Ирина подошла к окну и прислонилась к подоконнику.

"Солнышко… Где ж его взять в этом сером городе? Совсем скоро – новый девятьсот семнадцатый год, а на душе так безрадостно! Раньше праздник врывался в город, принося с собой запах новогодних елок, все вокруг искрилось весельем, разноцветными гирляндами, улыбками… А этот Новый год вползает в измученную войной страну нехотя, словно мучаясь вопросом: "А стоит ли? Может, еще поживете в девятьсот шестнадцатом? А может, мне вообще не приходить?.." Грустно… И от Ники нет вестей. Уже почти месяц прошел. После его отъезда кажется, будто все вокруг окрасилось в черно-белые тона." – Она покосилась на пропитанные кровью бинты, сваленные в бак в углу комнаты. – "Еще – в красный… Черный.

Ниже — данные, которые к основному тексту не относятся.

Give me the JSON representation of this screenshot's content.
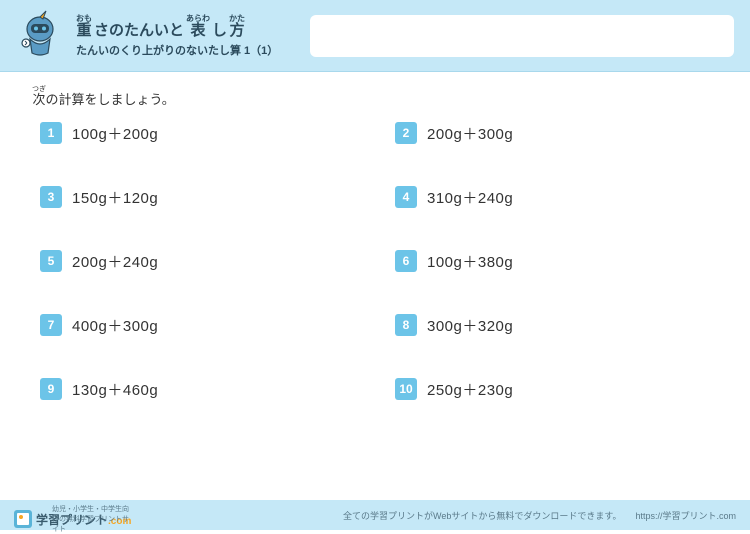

Белый. Красный. Три главных цвета алхимии. Вспомнились слова Порфирия: "Дух России, как Феникс, возрождающийся из пепла, снова одевается в тело черное, белое, красное…" Да, пожалуй, Иван Иванович прав. Надо научиться говорить солнышку "здравствуй"… Тогда легче жить. – Ирина отошла от окна. – " Интересно, куда это Поликарповна запропастилась? Надо вынести бинты. Полный бак уже".

Выйдя из докторской, она прислушалась. Где-то в конце коридора был слышен раскатистый смех. Пройдя туда, Ирина приоткрыла дверь палаты для выздоравливающих и заглянула внутрь.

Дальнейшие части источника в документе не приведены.